Le Koweït traîne des pieds
Ainsi, les membres non éligibles au guichet central se sont vus attribués un délai de 12 ans pour apporter leurs parts relatives à l’augmentation de capital. Les autres membres devront le faire dans un délai de 8 ans. Des 73 pays qui ont approuvé l’augmentation de capital, seul le Koweït n’avait pas encore déposé ses engagements de souscription, à l’heure où vous lisez ces lignes. Quelque 66 pays l’avaient fait avant la date limite de la fin juin 2012 et 5 par la suite. Les parts non allouées peuvent être achetées par d’autres membres, ce qui donne à la Banque la garantie de rentrer dans ses prévisions de fonds. A l’inverse du Koweït, l’Espagne a été le premier pays a payé sa quote-part en une seule fois.
Maurice, Canada et Danemark
l’ont fait en mode accéléré… Le capital souscrit a progressé, passant de 36,8 milliards de dollars en 2010 à 57,3 milliards en 2011. A la fin 2011, le capital disponible de la BAD (reserves, revenus et capital souscrit) s’élevait à 4,88 milliards en Droits de Tirage Spéciaux contre 4,82 DTS en 2010. Les réserves de la banque qui proviennent des bénéfices non reversés aux actionnaires s’élevaient à 2,5 milliards DTS à la fin 2011.
Des fonds propres qui progressent moins vite que le portefeuille
Il n’en demeure pas moins que les fonds propres de la Banque progressent moins vite que l’encours de ses engagements. Le ratio entre ces fonds propres et les engagements n’était plus que de 53% en 2011 contre 59 % en 2010. Ces fonds propres couvrent 86% des engagements risqués de la banque à la fin 2011 contre 77% une année auparavant. Notons que ce ratio est de 75,2 % à la Banque mondiale et de 118 à la Banque islamique de développement (BID). Dans tous les cas, la banque repose sur un monitoring de risque adopté en interne et qui ne permet pas aux engagements totaux d’atteindre 100% du capital disponible (réserves, fonds propres et parts versés par les pays notés Aa3 et plus). Ces engagements ont atteint un pic de 84% en 2010 mais ont depuis reculé à 55% à la fin 2011 mais devraient de nouveau augmenter avec l’élargissement du portefeuille de la Banque.
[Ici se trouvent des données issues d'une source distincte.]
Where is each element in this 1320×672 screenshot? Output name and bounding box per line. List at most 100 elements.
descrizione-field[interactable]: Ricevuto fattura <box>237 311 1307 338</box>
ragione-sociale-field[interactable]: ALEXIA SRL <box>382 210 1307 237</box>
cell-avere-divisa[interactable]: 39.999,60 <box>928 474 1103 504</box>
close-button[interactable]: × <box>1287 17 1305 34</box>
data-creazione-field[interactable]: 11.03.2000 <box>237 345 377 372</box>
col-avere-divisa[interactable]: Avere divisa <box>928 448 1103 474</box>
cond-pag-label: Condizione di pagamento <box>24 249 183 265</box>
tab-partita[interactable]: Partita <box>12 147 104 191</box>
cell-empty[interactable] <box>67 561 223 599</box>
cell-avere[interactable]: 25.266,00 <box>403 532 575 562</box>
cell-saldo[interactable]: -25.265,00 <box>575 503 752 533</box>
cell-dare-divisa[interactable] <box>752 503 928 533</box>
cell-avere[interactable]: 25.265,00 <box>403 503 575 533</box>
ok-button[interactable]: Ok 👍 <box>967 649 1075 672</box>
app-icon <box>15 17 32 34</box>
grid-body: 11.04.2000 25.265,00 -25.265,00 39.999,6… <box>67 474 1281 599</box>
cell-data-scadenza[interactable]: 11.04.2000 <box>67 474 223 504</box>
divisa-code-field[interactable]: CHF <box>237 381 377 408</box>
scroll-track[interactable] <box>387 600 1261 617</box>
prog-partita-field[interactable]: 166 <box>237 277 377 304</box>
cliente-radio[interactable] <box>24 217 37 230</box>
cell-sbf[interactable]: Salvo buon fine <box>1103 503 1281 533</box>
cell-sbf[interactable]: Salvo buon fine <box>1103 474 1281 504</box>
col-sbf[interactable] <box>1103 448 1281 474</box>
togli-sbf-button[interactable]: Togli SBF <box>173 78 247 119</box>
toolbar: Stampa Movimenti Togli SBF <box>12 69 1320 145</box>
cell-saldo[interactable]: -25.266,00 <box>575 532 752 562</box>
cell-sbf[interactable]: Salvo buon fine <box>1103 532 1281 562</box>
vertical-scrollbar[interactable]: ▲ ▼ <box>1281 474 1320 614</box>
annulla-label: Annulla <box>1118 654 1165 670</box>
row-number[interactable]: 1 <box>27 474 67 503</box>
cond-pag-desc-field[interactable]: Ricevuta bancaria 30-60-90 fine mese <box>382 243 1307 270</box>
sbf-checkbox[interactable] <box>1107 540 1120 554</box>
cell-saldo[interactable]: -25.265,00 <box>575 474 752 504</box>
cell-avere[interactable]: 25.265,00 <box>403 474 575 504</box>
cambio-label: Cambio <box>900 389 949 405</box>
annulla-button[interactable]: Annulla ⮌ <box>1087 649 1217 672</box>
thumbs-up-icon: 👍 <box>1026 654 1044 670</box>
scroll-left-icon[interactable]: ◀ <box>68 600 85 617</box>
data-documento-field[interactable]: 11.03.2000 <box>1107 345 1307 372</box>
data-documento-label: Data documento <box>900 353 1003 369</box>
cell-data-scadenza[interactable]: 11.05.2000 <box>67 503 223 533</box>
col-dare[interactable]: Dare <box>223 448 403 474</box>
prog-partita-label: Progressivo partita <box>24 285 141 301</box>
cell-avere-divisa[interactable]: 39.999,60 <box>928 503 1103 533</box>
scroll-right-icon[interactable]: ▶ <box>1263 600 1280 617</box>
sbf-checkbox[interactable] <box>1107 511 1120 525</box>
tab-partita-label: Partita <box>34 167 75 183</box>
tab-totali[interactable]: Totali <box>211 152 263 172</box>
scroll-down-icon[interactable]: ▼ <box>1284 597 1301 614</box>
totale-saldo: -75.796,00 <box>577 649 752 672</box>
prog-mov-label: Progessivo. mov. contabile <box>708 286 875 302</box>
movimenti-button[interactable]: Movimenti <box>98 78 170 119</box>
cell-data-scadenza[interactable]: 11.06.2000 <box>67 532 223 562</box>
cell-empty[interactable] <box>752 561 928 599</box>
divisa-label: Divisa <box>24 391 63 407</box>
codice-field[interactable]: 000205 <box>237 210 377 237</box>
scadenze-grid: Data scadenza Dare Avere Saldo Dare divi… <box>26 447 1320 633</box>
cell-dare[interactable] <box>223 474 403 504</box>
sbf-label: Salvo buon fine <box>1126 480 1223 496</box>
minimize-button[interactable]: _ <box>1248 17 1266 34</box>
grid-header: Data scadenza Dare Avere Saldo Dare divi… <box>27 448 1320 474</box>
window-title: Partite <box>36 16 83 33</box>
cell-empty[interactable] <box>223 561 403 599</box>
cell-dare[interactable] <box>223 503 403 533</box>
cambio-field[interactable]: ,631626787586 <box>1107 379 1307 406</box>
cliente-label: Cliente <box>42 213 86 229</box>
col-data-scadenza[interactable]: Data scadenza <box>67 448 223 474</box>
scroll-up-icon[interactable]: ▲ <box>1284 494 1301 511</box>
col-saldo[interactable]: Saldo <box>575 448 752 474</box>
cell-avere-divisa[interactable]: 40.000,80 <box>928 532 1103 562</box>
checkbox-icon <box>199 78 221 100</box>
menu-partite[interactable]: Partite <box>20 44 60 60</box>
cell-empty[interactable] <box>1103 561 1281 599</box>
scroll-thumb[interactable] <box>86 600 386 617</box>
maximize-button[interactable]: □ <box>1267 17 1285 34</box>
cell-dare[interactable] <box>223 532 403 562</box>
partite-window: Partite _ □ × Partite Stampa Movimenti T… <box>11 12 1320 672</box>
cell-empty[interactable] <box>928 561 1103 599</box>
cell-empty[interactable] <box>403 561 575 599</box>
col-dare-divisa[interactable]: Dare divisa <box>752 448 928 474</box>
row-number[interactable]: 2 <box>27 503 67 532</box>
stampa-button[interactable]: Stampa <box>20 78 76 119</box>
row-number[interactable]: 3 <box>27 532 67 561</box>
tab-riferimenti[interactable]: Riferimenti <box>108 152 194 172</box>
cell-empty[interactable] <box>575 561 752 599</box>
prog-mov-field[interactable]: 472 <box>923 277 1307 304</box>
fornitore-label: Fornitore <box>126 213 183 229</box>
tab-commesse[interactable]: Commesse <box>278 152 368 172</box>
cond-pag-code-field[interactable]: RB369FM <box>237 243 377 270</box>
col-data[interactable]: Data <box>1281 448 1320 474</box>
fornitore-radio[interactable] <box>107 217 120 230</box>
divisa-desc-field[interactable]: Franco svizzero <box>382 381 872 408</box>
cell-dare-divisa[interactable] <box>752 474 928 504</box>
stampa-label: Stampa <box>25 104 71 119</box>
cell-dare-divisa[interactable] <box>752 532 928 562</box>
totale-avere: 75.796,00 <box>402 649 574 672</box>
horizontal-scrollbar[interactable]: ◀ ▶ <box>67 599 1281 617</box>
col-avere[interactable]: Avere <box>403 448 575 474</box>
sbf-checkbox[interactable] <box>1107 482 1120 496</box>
Exposition sur l’Espagne et l’Italie
En termes d’actifs de trésorerie, la BAD totalisait 7,9 milliards en DTS dont 4,9 sous forme de placements. ce dernier compartiment est assez liquidité composé à 50% de maturité sous 6 mois. Ces actifs de trésorerie sont investis en général dans des obligations gouvernementales, des garanties d’Etat et d’institutions supranationales. La Banque déclare ne pas être exposée à la Grèce et au Portugal, présentant toutefois des investissements estimé à 133 millions DTS sur l’Espagne et 112 millions de DTS sur l’Italie. Ces expositions ne contribuent pas à améliorer la qualité du portefeuille de la BAD, attentive par ailleurs à la dégradation de la note souveraine de la Tunisie et de l’Afrique du Sud ainsi qu’à l’abaissement de la perspective du Maroc, son tout premier client. Selon les analystes, l’accélération de l’investissement vers le secteur privé devrait aussi se ressentir sur la qualité de la signature de la banque. Des 53 pays africains, seuls cinq (Botswana, Afrique du Sud, Maurice, et Namibie) sont notés investment grade sur l’échelle de Moody’s. Le portefeuille de la Banque reste concentré à 65% sur ces cinq premiers clients.